Do you like to entertain with your writing or do you hope that people will sit up and think about their lives and what is really important? A bit of both really. It's important to entertain, because people read partly for diversion, but when I pick up a book I want it to have some substance too. I like to learn something new, or find myself wondering how I might respond in a similar situation. I try to include in my novels the sort of dilemmas that people face in life - where I bring in issues, such as the asylum seeker plot or the euthanasia dilemma in Venus Reborn, I want to make them at once thought-provoking and accessible.
Strong women's characters populate your novels - why? I'm fascinated by the freedoms women have now - and the price they occasionally pay for them.
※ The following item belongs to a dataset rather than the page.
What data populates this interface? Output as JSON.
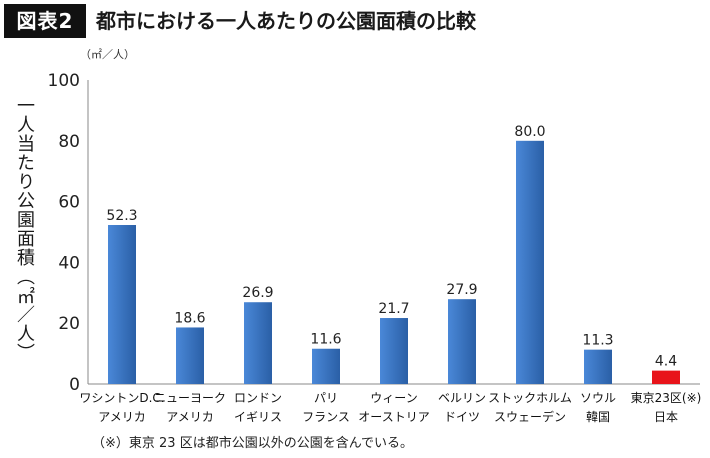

My grandmother was worried about my mother who for years showed no sign of wanting to marry - she thought all the decent men would be gone and she'd never find a husband. What concerned her most was that she couldn't see how her daughter would have a home of her own without a husband. It would be a case of renting a room in someone else's home. Now I look around me and I see women with their own mortgages, leading independent lives, and this shift has happened in a relatively short space of time. But there are stresses, for some there is loneliness - and deferring motherhood brings its own problems in terms of the inexorable biological clock.
Did you enjoy writing Venus? To be honest there were plenty of days when it was like extracting teeth - but the odd days when it flowed more than compensated for all the root canal work.
What's the worst part about being a writer? Book signings when you find yourself being used as a big stick to beat a teacher with. I had that experience recently when I was cornered and quizzed by a twelve-year-old boy. I was a bit surprised by his interest but decided he must be in touch with his inner woman, and who was I to thwart him? He interrogated me on whether I sketched out plots in advance or just went with the flow and I admitted that I wasn't very disciplined about planning story-lines. 'Hah!' he said, 'I knew my teacher was wrong about scolding me that I had to do more preparation work for my essays' - and beetled off to tell her he had it on good authority she was wrong. I still feel guilt twinges about that.